Dr Kostas Grigoriadis is the Co-Programme Director in the MArch Architecture RIBA / ARB Part 2 Programme. He has taught a Design Unit in the Architecture BSc (ARB/RIBA Part 1) programme at the Bartlett School of Architecture for three years from 2016 to 2019. He also taught in Research Cluster 14 in the Postgraduate Urban Design MArch programme that is part of the Bartlett Prospective (B-Pro), for two years from 2015 to 2017. Since 2017 he has been running Research Cluster 8 in the Architectural Design MArch program. The cluster's main research focus is on multi-material design and the wider implications that the use of multi-materials will have on architecture and building construction. More specifically, the cluster explores new procedures of designing and building with material gradients, aiming to rethink component-based assembly and the standard practice of twentieth century mechanical connnectivity. The first two cycles of this research agenda were targeted towards the rethinking of the building envelope, namely of curtain walling and its part based build-up. The corresponding design research projects investigated the use of robotic fabrication for the insitu 3D printing of building facades, and more importantly the fusion of metal and glass to generate component-less, materially continuous envelopes. Currently, the cluster is researching into the multi-material design of large span structures for transit hubs in London. In 2019-20 this was targeted to the Euston Station site and in 2020-21 to the main concourse roof in King's Cross Station. In addition to the above, Grigoriadis coordinated the Design Technology II module in the Architecture BSc (ARB/RIBA Part 1) program for one year, and is currently the Year 1 Technology Module coordinator in Architecture MSci (ARB Part 1 & 2). He was supervised thesis students in Architecture MArch (ARB/RIBA Part 2) and Bio-Integrated Design (Bio-ID) MArch/MSc.

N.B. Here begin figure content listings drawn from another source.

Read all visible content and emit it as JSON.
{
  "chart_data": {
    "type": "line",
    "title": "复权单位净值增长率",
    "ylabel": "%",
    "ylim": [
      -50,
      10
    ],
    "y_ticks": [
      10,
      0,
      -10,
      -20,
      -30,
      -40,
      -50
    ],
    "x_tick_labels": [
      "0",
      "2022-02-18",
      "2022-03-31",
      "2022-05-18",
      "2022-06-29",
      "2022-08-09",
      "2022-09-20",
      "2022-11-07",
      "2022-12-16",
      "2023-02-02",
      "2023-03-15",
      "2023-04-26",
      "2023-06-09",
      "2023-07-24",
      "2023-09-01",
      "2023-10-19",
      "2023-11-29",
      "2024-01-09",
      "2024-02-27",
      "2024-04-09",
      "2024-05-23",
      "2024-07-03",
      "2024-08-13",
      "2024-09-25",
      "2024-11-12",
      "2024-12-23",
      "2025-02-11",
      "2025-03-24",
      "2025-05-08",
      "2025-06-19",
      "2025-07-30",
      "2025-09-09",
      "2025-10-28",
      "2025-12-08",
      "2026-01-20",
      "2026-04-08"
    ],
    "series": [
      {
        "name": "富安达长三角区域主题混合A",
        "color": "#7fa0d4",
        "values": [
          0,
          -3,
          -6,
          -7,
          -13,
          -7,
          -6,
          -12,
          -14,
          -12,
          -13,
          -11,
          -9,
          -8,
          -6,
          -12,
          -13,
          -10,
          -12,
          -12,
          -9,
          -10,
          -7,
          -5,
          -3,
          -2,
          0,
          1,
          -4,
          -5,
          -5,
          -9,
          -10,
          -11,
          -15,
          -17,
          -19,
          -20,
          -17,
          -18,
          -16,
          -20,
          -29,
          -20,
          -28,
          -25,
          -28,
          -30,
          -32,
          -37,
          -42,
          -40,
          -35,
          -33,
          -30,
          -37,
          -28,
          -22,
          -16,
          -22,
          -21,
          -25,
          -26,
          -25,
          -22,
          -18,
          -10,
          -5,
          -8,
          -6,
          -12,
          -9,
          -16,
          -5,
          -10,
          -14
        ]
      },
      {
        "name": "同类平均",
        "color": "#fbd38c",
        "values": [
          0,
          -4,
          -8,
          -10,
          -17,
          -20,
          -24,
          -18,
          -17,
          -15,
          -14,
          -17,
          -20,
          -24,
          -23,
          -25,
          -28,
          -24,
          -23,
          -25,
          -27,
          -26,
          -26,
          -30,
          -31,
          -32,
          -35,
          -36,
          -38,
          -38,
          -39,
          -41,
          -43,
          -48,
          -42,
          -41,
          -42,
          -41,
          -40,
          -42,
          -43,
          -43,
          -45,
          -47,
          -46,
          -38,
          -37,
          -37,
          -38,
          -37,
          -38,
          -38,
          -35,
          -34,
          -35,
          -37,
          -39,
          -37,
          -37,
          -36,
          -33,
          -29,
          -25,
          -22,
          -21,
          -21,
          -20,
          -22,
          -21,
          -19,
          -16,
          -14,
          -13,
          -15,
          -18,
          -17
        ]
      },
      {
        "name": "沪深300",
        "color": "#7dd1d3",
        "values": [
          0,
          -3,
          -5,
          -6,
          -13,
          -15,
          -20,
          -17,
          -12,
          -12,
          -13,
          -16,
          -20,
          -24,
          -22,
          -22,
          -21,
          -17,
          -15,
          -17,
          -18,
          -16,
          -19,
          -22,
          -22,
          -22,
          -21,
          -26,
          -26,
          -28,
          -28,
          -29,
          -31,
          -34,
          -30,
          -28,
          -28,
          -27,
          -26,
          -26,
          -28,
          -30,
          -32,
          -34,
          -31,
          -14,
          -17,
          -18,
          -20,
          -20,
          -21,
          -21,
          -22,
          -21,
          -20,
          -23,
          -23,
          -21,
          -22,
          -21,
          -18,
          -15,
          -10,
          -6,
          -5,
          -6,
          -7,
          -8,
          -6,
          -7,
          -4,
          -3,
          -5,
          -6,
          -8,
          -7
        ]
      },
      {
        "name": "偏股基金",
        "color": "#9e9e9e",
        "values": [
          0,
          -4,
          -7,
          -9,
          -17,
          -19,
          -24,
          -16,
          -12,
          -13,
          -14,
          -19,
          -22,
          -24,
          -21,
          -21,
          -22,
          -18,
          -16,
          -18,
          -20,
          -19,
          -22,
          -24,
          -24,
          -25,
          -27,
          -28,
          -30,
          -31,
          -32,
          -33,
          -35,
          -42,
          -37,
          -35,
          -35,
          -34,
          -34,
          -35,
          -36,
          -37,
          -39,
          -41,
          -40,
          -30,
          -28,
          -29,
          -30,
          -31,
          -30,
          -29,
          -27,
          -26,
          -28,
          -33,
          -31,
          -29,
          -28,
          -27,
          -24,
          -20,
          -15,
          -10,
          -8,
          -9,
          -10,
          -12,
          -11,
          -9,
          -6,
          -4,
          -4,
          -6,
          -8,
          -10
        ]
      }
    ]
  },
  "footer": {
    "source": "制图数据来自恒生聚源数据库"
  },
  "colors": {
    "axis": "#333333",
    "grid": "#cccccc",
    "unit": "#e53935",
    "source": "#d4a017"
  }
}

Outside UCL, Kostas has taught in the Undergraduate School at the Architectural Association School of Architecture since 2010, held a Visiting Lectureship in Architecture at the Royal College of Art from 2012 to 2015, and was External Examiner at the MA in Architecture and Urbanism program at the University of East London from 2015 to 2018.
- Royal College of Art
- Doctorate, PhD in Architecture by Project | 2018
- Architectural Association School of Architecture
- Masters, Masters in Architecture and Urbanism | 2009
- University College London
- Other Postgraduate qualification (including professional), Diploma in Architecture (RIBA Part 2) | 2005
- London Metropolitan University
- First Degree, BA (Hons) in Architecture (RIBA Part 1) | 2002
Dr Kostas Grigoriadis studied architecture at the Bartlett School of Architecture, UCL, followed by a Master's degree in Architecture and Urbanism at the Architectural Association’s Design Research Laboratory (DRL). He has worked for Foster + Partners and Populous in London and held a Visiting Lectureship at the Royal College of Art where he also completed a PhD in Architecture by Project (in June 2017) on multi-material design methodologies. In 2020 he completed Part 1 of the MA in Philosophy course at the Open University. His practice Continuum Design & Architecture provides building design services, and has currently completed the construction of a tourist centre in Anhui, China. Continuum has previously won Spiretec competition for the design and construction of 62,000 square metre World Trade Centre Noida in Delhi, India. Grigoriadis is currently a Lecturer in Architecture at the Bartlett School of Architecture, UCL and has been teaching at the Architectural Association's Undergraduate School since 2010. He has edited the book Mixed Matters: A Multi-Material Design Compendium, published in June 2016 by Jovis Verlag and was awarded the Ivan Petrovic Prize in eCAADe (Education and Research in Computer Aided Architectural Design in Europe) 2014, and the Arup Prize for Emerging Talent in Architecture—Special Mention at the Royal Academy’s 2016 Summer Exhibition. In 2018 he won the RIBA President’s Award for Design and Technical Research and in 2019 he was awarded the inaugural Google R+D in the Built Environment Fellowship.